In the embodiment shown in FIG. 3, the thermal fuse 3 is an axial type, one lead conductor 3a of the thermal fuse is joined to one cap-like electrode 22a of one resistor 22, and the other lead conductor of the thermal fuse. 3b is folded and joined to the other resistor 21 end cap-like electrode 21a on the same side as the one cap-like electrode 22a, and the leg conductor C is joined to the cap-like electrode 21a. The length of the heat conduction path from the soldering point to the fuse element of the thermal fuse body 30 can be increased, and the fuse element can be well guarded against soldering heat.
As described above, the lead conductor 3b of the thermal fuse 30 is welded to the end face of the cap-shaped electrode 21a of the first resistor 21, and the leg conductor C is side-welded. Accordingly, the fulcrums by the leg conductors A, B, and C are the three points of the triangle ABC in FIG. 3A, and stable support can be guaranteed.
Further, a part of the heat generated by the first resistor 21 leaks from the leg conductor C to the substrate side, but the temperature fuse body 30 is sandwiched between the first resistor 21 and the second resistor 22 so that both sides Therefore, the thermal fuse body 30 can be quickly heated with the heat generated by the resistors 21 and 22 by sufficiently compensating for the heat leakage. Accordingly, it is possible to guarantee a good speed of operation.

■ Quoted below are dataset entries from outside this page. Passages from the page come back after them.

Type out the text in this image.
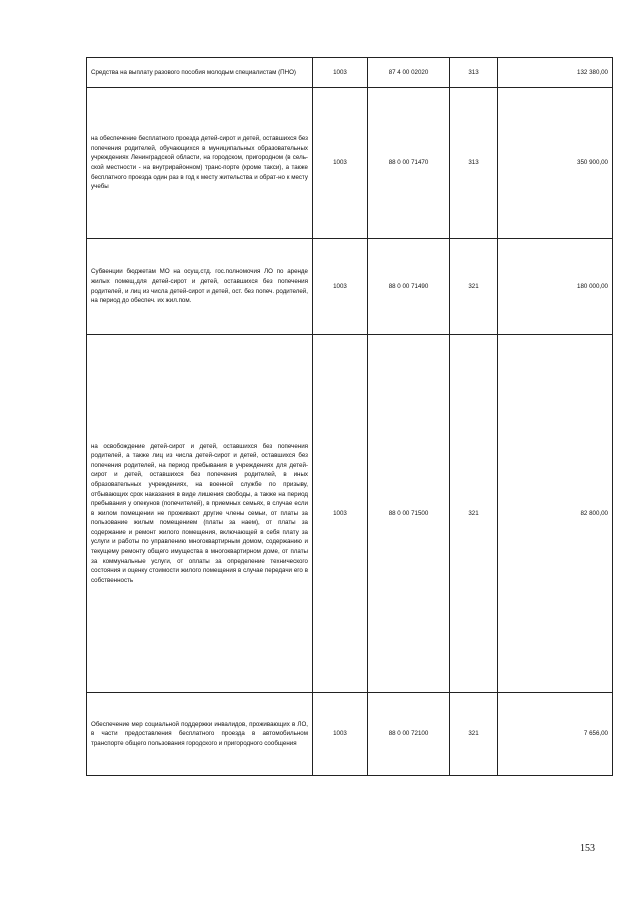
Средства на выплату разового пособия молодым специалистам (ПНО)	1003	87 4 00 02020	313	132 380,00
на обеспечение бесплатного проезда детей-сирот и детей, оставшихся без попечения родителей, обучающихся в муниципальных образовательных учреждениях Ленинградской области, на городском, пригородном (в сель-ской местности - на внутрирайонном) транс-порте (кроме такси), а также бесплатного проезда один раз в год к месту жительства и обрат-но к месту учебы	1003	88 0 00 71470	313	350 900,00
Субвенции бюджетам МО на осущ.стд. гос.полномочия ЛО по аренде жилых помещ.для детей-сирот и детей, оставшихся без попечения родителей, и лиц из числа детей-сирот и детей, ост. без попеч. родителей, на период до обеспеч. их жил.пом.	1003	88 0 00 71490	321	180 000,00
на освобождение детей-сирот и детей, оставшихся без попечения родителей, а также лиц из числа детей-сирот и детей, оставшихся без попечения родителей, на период пребывания в учреждениях для детей-сирот и детей, оставшихся без попечения родителей, в иных образовательных учреждениях, на военной службе по призыву, отбывающих срок наказания в виде лишения свободы, а также на период пребывания у опекунов (попечителей), в приемных семьях, в случае если в жилом помещении не проживают другие члены семьи, от платы за пользование жилым помещением (платы за наем), от платы за содержание и ремонт жилого помещения, включающей в себя плату за услуги и работы по управлению многоквартирным домом, содержанию и текущему ремонту общего имущества в многоквартирном доме, от платы за коммунальные услуги, от оплаты за определение технического состояния и оценку стоимости жилого помещения в случае передачи его в собственность	1003	88 0 00 71500	321	82 800,00
Обеспечение мер социальной поддержки инвалидов, проживающих в ЛО, в части предоставления бесплатного проезда в автомобильном транспорте общего пользования городского и пригородного сообщения	1003	88 0 00 72100	321	7 656,00
153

In the embodiment shown in FIG. 3, the leg conductor C may be welded to the end face of the cap-like electrode 22 a of the second resistor 22. In this case, four-point support is provided, and a more stable support can be achieved.
In the embodiment shown in FIG. 3, the lead conductor 3b of the thermal fuse 30 and the leg conductor C (in the case of four-point support, the lead conductor 3a of the thermal fuse 30 and the leg conductor C (not shown)) are made continuous. You can also.
In the embodiment shown in FIG. 3, the leg conductors A, B, and C are welded to the end faces of the cap-like electrodes 21a, 22b, and 21b of the resistor by side contact, but a metal straight line is connected to each cap-like electrode 21a, The leg conductors A, B, and C may be provided by welding perpendicularly to the end faces of 22b and 21b and bending the vicinity of the root at a right angle.

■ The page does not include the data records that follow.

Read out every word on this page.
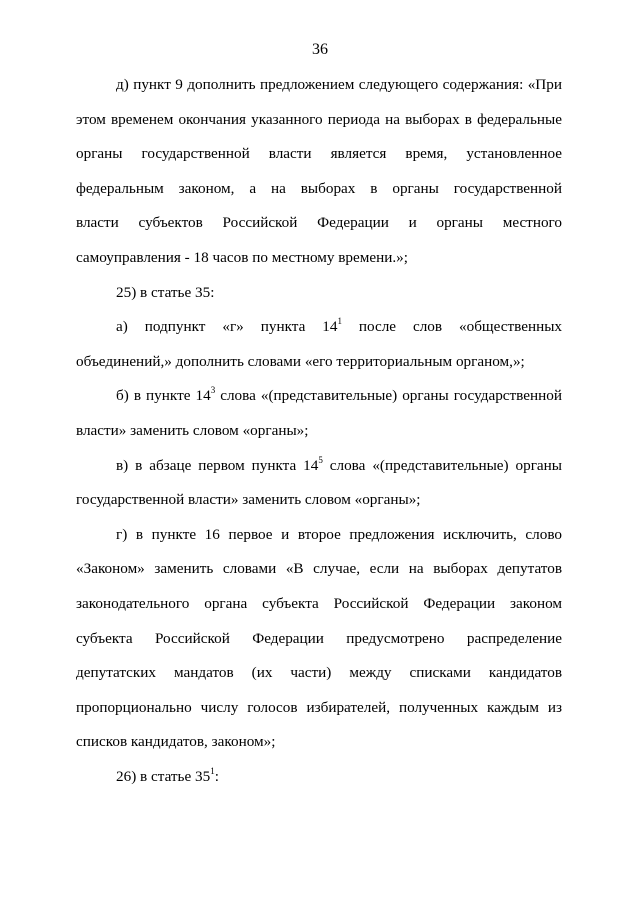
36

д) пункт 9 дополнить предложением следующего содержания: «При

этом временем окончания указанного периода на выборах в федеральные

органы государственной власти является время, установленное

федеральным законом, а на выборах в органы государственной

власти субъектов Российской Федерации и органы местного

самоуправления - 18 часов по местному времени.»;

25) в статье 35:

а) подпункт «г» пункта $14^1$ после слов «общественных

объединений,» дополнить словами «его территориальным органом,»;

б) в пункте $14^3$ слова «(представительные) органы государственной

власти» заменить словом «органы»;

в) в абзаце первом пункта $14^5$ слова «(представительные) органы

государственной власти» заменить словом «органы»;

г) в пункте 16 первое и второе предложения исключить, слово

«Законом» заменить словами «В случае, если на выборах депутатов

законодательного органа субъекта Российской Федерации законом

субъекта Российской Федерации предусмотрено распределение

депутатских мандатов (их части) между списками кандидатов

пропорционально числу голосов избирателей, полученных каждым из

списков кандидатов, законом»;

26) в статье $35^1$:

4A is a top view showing another embodiment of the resistor with a thermal fuse according to the present invention, FIG. 4B is a side view, and FIG. 4C is a front view. For convenience of explanation, the outer casing is illustrated as being transparent.
In FIG. 4, reference numeral 1 denotes an outer cover, for example, a flat case that is open on the lower side filled with an insulating sealing material, and each leg conductor protrudes from the exposed lower surface of the insulating sealing material, and is transparent. Assumed by dotted lines.
Reference numerals 21 and 22 denote a first resistor and a second resistor, which are arranged in parallel in the outer casing 1 at a predetermined interval. Cap-shaped electrodes 21a, 21b, 22a and 22b are mounted, and resistance wires such as nickel-chromium alloy wire, copper-nickel alloy wire, copper-manganese-nickel alloy wire are wound around the core, and both ends of the wound resistance wire are connected to the respective cap-shaped electrodes 21a at both ends of the core. , 21b, 22a, 22b are bonded by welding or the like.

Reference numeral 3 denotes a thermal fuse, which has a main body 30 that is shorter than the resistors 21 and 22 and can be of a so-called radial type in which the lead conductors 3a and 3b are led out in parallel. For example, a low melting point soluble alloy piece is welded between the tip portions of a pair of lead conductors arranged in parallel, a flux is applied to the low melting point soluble alloy piece, and the flux-coated low melting point soluble alloy piece is heat-resistant at one end opening. It can be used that is housed in a flat insulating case and sealed between the opening of the flat insulating case and the parallel lead conductor with a sealing material (for example, epoxy resin adhesive).
The main body 30 of the thermal fuse 3 is disposed between the left and right first resistors 21 and the second resistor 22 in parallel with the resistors 21 and 22 with the sealing portion facing sideways.
The lead conductor 3a of the thermal fuse body 30 is bent at right angles to the end face of the cap-shaped electrode 22a of the second resistor 22 and welded by side contact, and the lead conductor 3b of the thermal fuse body 30 is cap-shaped of the first resistor 21. It is bent at right angles to the end face of the electrode 21a and welded by side contact. Thus, the thermal fuse 3 is connected in series between the first resistor 21 and the second resistor 22. A leg conductor A is welded to the end face of the cap-shaped electrode 21b of the first resistor 21 by side contact, and a leg conductor B is welded to the end face of the cap-shaped electrode 22b of the second resistor 22 by side contact. A leg conductor C is welded to the end face of the cap-like electrode 22 a of the resistor 22 by side contact, and these leg conductors A, B, C are projected from the lower surface of the outer cover 1.
The leg conductor A welded to the end face of the cap-like electrode 21b of the first resistor 21 and the leg conductor B welded to the end face of the cap-like electrode 22b of the second resistor 22 are shifted by a sufficient lateral distance. Yes.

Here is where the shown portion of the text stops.